JAKARTA (RIAUPOS.CO) — Mantan Pimpinan Komisi Pemberantasan Korupsi (KPK) Busyro Muqoddas, merasa prihatin terkait putusan lembaga peradilan yang belakangan ini memotong dan melepaskan pelaku korupsi. Menurutnya, Mahkamah Agung (MA) masih terbelenggu dengan mafia peradilan.
"Tren putusan hakim terhadap kasus kejahatan korupsi sebagai extraordinary crime sangat memprihatinkan. Bahkan mendongkrak kekhawatiran masyarakat terhadap masa depan reformasi peradilan yang ditandai krisis berat moralitas penegakan," kata Busyro dikonfirmasi, Ahad (3/5).
Busyro menilai, integritas lembaga peradilan kini pun dipertanyakan dengan melihat adanya kemunduran tren putusan perkara korupsi. Dia mengharapkan, situasi ini tak terus berlarut di MA.
Busyro menyebut, kondisi tersebut tidak terlepas dari sikap MA yang memegang paradigma lama pada prinsip teknis yudisial. Kondisi itu diperparah dengan sikap permisif melepas narapidana tanpa evaluasi secara ketat.
"Serta tindakan brutal aparat polisi terhadap para aktivis," sesal Busyro.
Oleh karena itu, Busyro berharap pimpinan MA yang baru M Syarifuddin bisa lebih peka, kritis terhadap kondisi MA. Dia meminta putusan MA ke depan dapat menimbulkan efek jera bagi koruptor.
"Kita penuh harap ketua MA yang baru tampil dengan penuh teladan, keberanian dan sikap tegas terhadap koruptor tukang pengisap darah rakyat miskin dan sumber daya alam milik rakyat yang berdaulat," cetus Busyro.
Indonesia Corruption Watch (ICW) menilai, hukuman yang diberikan terhadap pelaku korupsi belum memberikan efek jera.

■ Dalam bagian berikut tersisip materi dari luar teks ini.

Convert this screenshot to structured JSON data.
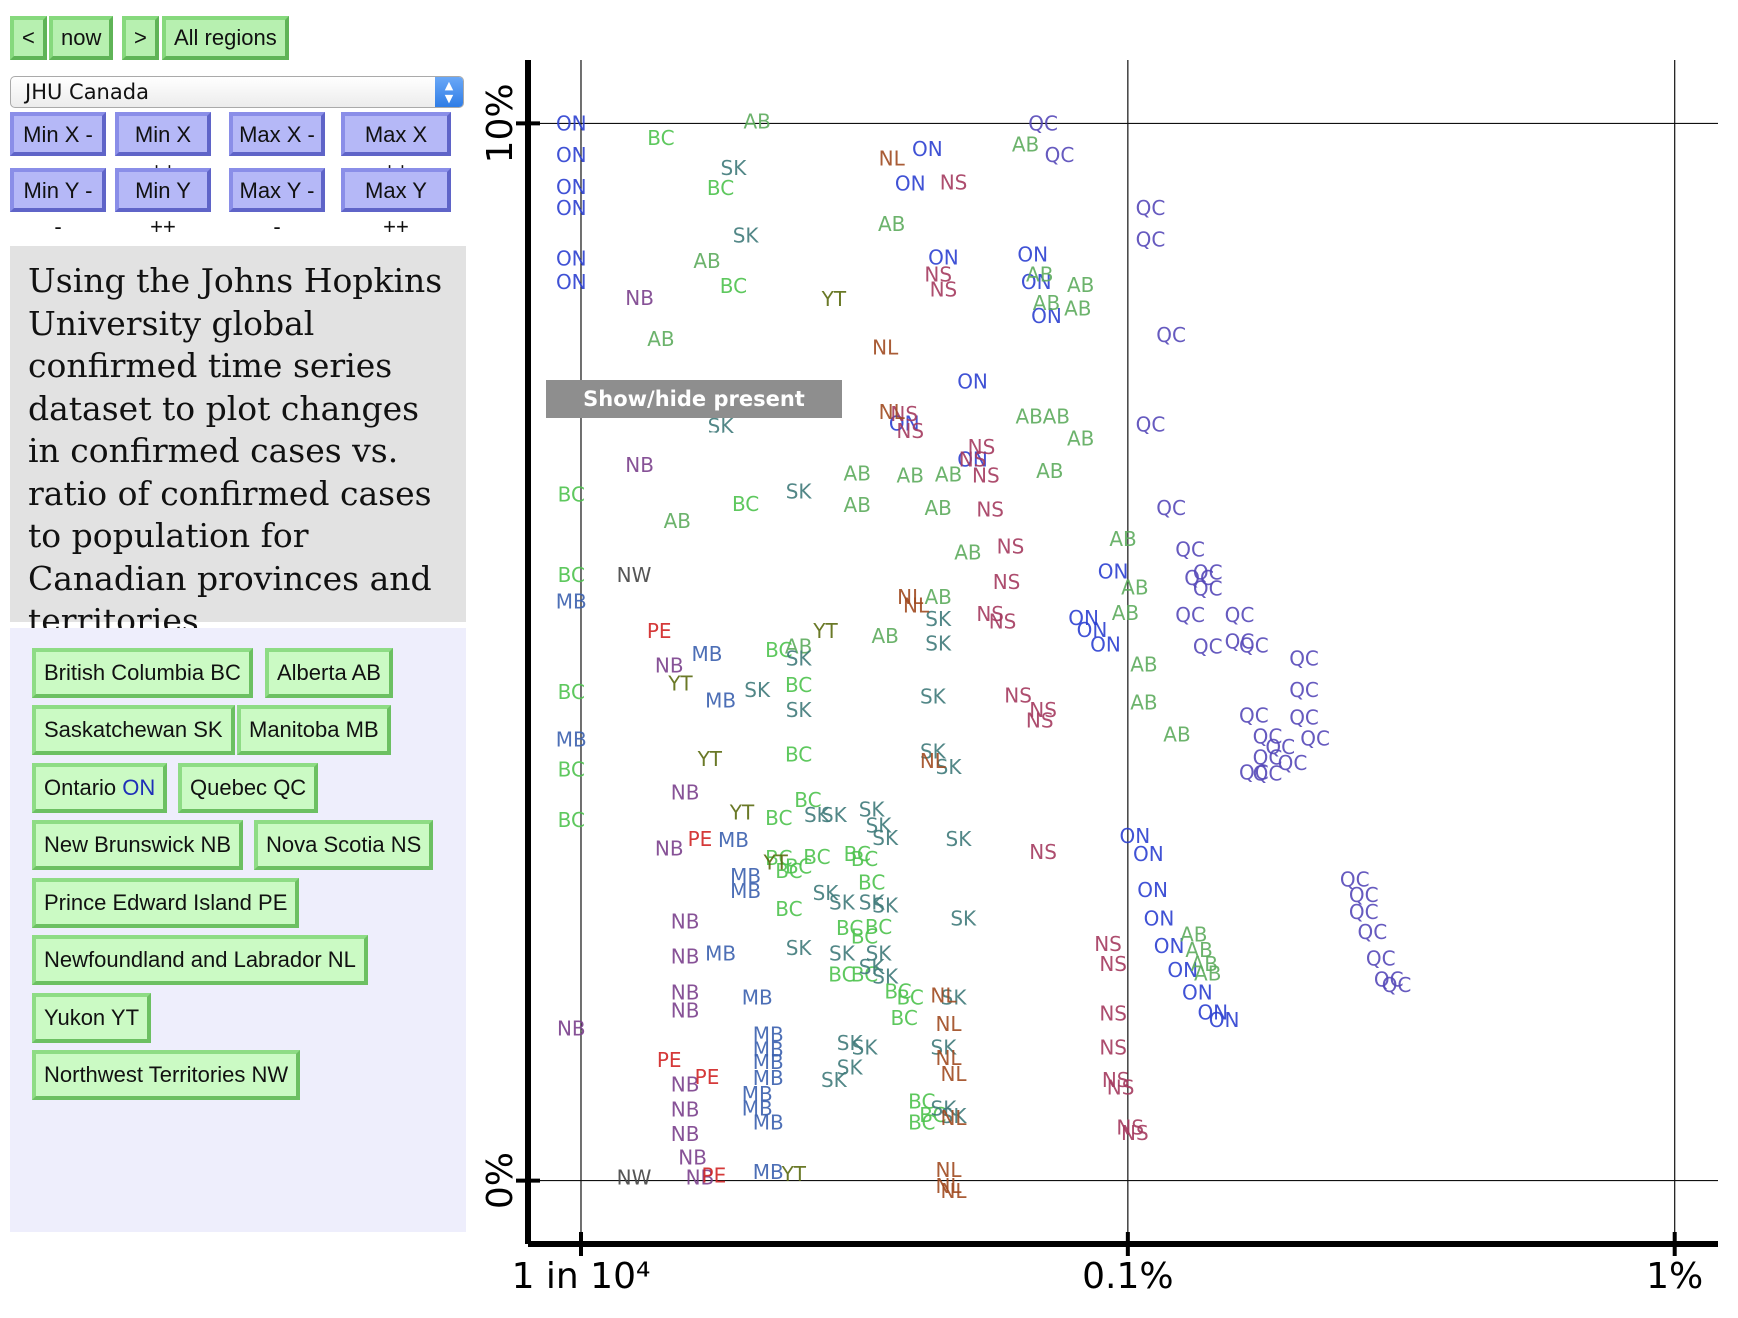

Sepanjang 2019, ICW mencatat, rata-rata hukuman yang dijatuhkan Pengadilan terhadap koruptor hanya 2 tahun 7 bulan pidana penjara.
Bahkan, ada 54 terdakwa korupsi yang divonis bebas dan lepas oleh Pengadilan, termasuk mantan Kepala BPPN Syafruddin Arsyad Temenggung yang menjadi terdakwa perkara korupsi SKL BLBI dan Sofyan Basir mantan Dirut PT PLN yang menjadi terdakwa terkait suap proyek PLTU Riau-1.
"Jika putusan Pengadilan masih menghukum ringan pelaku korupsi, maka sudah barang tentu pemberian efek jera tidak pernah akan terealisasi dengan baik," kata peneliti ICW, Kurnia Ramadhana dalam keterangannya, Ahad (19/4).
Dalam kasus ini, sebelumnya Pengadilan Tinggi (PT) DKI Jakarta mengabulkan permohonan banding mantan Ketua Umum Partai Persatuan Pembangunan (PPP) Romahurmuziy alias Rommy terkait kasus suap jual beli jabatan di lingkungan Kementerian Agama (Kemag). Rommy, oleh PT DKI dijatuhkan hukuman satu tahun pidana penjara dan denda Rp 100 juta subsider tiga bulan kurungan.
"Menjatuhkan pidana kepada terdakwa Muchammad Romahurmuziy oleh karena itu dengan pidana penjara selama satu tahun dan denda Rp 100 juta dengan ketentuan apabila terdakwa tidak membayar denda tersebut diganti dengan pidana kurungan selama tiga bulan," demikian bunyi amar putusan PT DKI Jakarta, sebagaimana dikutip pada Kamis (23/4).
Alhasil, hukuman Rommy berkurang dari putusan Pengadilan Tindak Pidana Korupsi (Tipikor) Jakarta yang menjatuhkan hukuman dua tahun pidana penjara dan denda Rp 100 juta subsider 3 bulan kurungan.